I suppose I may myself be attacked for writing this.  When I tweeted about the Indian actress I got this response on Twitter:

  • No. Actually it is not a free world. We have laws. We have rules. We have customs. We have fatwas. We have norms. Just because they don’t comport with yours doesn’t give you license to be snarky or belittle. Or mock.

The writer was of course entitled to his/her opinion (it is hard to determine gender online).  And I am equally entitled to ignore that opinion.  I don’t think I was disrespectful, but then again I suppose that is in the eye of the reader.  Was I a jerk for pointing out this story?  Am I a jerk for writing this blog?  Maybe.  If so it would not the be the first time I was so labelled.

It is a fundamental axiom of liberalism that we have the freedom to speak, write, think and even criticise.  At the same time we might want to try not to be jerks.
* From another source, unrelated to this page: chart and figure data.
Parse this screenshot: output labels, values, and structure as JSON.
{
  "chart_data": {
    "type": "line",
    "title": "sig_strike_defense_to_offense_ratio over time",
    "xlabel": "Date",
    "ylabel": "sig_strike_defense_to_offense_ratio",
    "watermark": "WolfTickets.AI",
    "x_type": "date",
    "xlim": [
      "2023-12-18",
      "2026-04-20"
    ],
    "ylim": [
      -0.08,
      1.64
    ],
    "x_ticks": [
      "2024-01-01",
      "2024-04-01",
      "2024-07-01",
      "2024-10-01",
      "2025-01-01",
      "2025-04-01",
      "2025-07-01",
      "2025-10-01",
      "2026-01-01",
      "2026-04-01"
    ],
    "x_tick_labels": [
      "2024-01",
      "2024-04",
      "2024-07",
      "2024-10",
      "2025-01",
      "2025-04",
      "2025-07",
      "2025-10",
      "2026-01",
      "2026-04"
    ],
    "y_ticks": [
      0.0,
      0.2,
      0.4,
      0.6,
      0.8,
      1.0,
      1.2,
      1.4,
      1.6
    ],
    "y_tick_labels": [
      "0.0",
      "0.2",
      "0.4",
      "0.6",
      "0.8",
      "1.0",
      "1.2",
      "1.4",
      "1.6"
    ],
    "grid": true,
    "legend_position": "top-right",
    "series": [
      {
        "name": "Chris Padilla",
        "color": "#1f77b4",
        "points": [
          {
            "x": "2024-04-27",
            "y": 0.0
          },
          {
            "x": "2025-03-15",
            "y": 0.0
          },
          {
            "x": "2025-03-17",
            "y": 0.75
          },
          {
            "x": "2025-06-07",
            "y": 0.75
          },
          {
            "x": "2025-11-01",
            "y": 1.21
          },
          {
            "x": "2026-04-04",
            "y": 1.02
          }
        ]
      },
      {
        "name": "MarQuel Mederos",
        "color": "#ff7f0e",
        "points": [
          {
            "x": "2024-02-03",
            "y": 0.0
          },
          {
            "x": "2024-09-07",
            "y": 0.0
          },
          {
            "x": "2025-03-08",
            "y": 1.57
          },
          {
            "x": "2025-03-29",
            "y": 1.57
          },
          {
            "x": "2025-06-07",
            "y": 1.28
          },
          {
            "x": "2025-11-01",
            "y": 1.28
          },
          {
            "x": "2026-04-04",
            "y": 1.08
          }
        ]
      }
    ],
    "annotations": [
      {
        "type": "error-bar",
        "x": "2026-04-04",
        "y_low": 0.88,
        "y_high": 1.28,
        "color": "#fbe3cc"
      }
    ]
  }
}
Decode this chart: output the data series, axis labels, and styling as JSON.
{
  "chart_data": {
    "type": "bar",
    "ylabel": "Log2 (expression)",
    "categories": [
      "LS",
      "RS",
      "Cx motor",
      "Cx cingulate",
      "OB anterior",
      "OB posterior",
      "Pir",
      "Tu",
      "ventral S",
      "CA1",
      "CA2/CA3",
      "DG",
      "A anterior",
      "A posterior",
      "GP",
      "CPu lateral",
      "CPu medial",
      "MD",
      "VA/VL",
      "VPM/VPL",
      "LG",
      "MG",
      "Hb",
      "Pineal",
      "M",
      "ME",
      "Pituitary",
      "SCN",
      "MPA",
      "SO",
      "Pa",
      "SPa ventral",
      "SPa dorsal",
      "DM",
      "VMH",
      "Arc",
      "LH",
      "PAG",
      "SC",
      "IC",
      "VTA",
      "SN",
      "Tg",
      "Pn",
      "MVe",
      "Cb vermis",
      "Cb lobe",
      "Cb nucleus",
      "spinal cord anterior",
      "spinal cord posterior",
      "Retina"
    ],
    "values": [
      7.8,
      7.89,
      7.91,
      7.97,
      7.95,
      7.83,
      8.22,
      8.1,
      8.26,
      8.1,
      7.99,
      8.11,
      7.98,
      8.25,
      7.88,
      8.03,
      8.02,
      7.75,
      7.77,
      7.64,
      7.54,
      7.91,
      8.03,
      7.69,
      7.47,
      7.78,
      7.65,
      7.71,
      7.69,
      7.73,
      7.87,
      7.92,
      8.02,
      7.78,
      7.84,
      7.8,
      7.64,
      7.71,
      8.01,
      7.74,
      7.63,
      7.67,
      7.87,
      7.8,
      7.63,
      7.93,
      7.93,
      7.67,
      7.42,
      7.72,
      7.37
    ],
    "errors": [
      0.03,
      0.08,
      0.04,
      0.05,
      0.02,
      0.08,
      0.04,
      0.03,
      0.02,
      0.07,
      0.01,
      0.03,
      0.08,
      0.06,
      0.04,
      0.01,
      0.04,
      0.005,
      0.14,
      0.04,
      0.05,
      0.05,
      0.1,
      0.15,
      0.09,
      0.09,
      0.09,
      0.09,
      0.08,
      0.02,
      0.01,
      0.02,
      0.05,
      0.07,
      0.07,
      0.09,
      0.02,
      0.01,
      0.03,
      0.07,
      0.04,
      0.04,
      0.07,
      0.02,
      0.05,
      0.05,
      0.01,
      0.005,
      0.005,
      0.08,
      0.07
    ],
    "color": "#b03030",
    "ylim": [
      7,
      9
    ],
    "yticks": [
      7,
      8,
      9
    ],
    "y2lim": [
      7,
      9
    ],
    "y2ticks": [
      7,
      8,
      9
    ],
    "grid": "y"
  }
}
We can debate and agree to disagree but do we really need to descend to the level of insults?  No, but if some do, that does not warrant a death threat or a terrorist attack.  Under any circumstance.  I.e. never.

In the end we’d all be better off if we took Rodney King’s words to heart”: “Why can’t we all just get along?

By Phil Gurski

Phil Gurski is the President and CEO of Borealis Threat and Risk Consulting Ltd. and Programme Director for the Security, Economics and Technology (SET) hub at the University of Ottawa’s Professional Development Institute (PDI). Phil is a 32-year veteran of CSE and CSIS and the author of five books on terrorism.